Je ne sais pas si mon mail sera mis en ligne, mais au moins lisait le et diffusait le.
l 27.09.11 à 05h18, Jean Marie Saugey a répondu :
Un vrai désastre, qu'il faut espérer sans lendemains.
A Paris une conséquence logique de municipales catastrophiques.
Et puis il faut le dire aussi de manoeuvres obliques de la part d'oligarques de l'UMP en vue des futures municipales.
Comment expliquer autrement le succès de Pierre Charon ?
Qui peut croire que du côté du 7ème, du 1er, du 16ème les mêmes qui se sont en façade rallié à la liste officielle de l'UMP, n'ont pas fait voter l'inverse en sous-main ?
D'où sortent les 189 voix qui se sont portées sur Pierre Charon ? Du parti socialiste ?
l 27.09.11 à 12h30, Bernard Bonnejean a répondu :
Mais Monsieur le Ministre, vous expliquez ce nouveau revers par deux causes complémentaires, sans essayer d'ailleurs d'évaluer la part relative de chacune d'elles. L'une des deux, dites-vous, est "arithmétique", argument que vous reprenez de l'analyse officielle probablement soufflée du château ou/et de Matignon. L'autre serait imputable au refus de l'UMP.

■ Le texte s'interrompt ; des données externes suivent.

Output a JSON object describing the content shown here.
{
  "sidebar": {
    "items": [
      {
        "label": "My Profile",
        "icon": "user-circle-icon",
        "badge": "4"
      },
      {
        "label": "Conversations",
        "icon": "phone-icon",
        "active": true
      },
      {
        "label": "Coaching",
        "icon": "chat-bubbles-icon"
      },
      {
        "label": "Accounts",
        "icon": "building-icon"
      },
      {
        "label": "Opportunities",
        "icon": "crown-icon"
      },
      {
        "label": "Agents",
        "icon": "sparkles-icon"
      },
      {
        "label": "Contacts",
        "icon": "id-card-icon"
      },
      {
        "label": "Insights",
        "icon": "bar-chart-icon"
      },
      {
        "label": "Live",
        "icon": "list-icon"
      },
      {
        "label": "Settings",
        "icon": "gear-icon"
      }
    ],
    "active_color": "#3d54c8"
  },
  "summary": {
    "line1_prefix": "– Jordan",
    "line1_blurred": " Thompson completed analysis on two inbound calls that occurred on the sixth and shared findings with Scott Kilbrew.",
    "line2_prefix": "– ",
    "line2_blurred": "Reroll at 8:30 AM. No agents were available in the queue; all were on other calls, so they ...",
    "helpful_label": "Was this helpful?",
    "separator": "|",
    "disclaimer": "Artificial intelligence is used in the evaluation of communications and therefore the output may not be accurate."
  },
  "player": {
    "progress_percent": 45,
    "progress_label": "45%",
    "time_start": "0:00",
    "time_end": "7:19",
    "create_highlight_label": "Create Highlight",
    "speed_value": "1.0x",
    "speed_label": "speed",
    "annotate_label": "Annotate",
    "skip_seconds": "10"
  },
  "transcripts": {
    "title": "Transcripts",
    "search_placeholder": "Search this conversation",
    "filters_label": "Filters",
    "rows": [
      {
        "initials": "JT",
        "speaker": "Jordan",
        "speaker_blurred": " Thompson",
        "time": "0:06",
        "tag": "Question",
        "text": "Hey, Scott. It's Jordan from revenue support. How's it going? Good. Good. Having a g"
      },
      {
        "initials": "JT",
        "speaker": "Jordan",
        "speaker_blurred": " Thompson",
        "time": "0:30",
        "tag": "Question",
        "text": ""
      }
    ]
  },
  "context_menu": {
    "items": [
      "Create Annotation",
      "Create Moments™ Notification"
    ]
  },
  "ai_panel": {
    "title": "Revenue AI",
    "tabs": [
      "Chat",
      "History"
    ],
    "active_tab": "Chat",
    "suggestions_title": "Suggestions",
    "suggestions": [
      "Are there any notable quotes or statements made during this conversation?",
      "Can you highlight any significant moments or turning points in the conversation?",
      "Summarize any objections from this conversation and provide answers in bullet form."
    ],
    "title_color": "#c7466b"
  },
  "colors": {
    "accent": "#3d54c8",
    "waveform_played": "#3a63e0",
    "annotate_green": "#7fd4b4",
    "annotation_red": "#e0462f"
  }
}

Permettez-moi, Monsieur le Ministre, de voler au secours de ce parti adversaire. Si l'UMP est le parti présidentiel, le parti de Sarkozy, c'est moins l'UMP que rejettent les Français que l'hôte du Fouquet's qui est censé l'incarner. Ce président a fini par "lasser", -- je veux rester poli et relativement aimable --, les 4/5èmes des Français, jusques et y compris les grands électeurs proches de la population, donc très éloignés d'un politicien qui les méprise. Ce parvenu donne l'impression, depuis 2007, de ne pas plus s'inquiéter du sort des Français que ceux-ci ne s'intéressent au sien. Aime-t-il la France ? En est-il aimé ? C'est là toute la question à laquelle les électeurs de nos campagnes ont répondu, me semble-t-il, dimanche dernier.
Il tombe dans les mêmes travers que Badinguet, confondant popularité et vulgarité (du latin vulgus, le peuple). Bientôt, Carla Bruni exhibera son bébé tout neuf, croyant attirer sur son mari les grâces du bon peuple. Mais la France ne se nourrit pas de photos de stars, pas plus qu'antan on n'aurait pu calmer sa faim avec les brioches de Marie-Antoinette.
Accordez aux Français autre chose que cette morgue de nantis de la jetset parisiano-neuilléenne et vous les verrez retrouver le chemin de la droite gaulliste aux dépens de cette mauvaise troupe libérale droitière même plus gaullienne.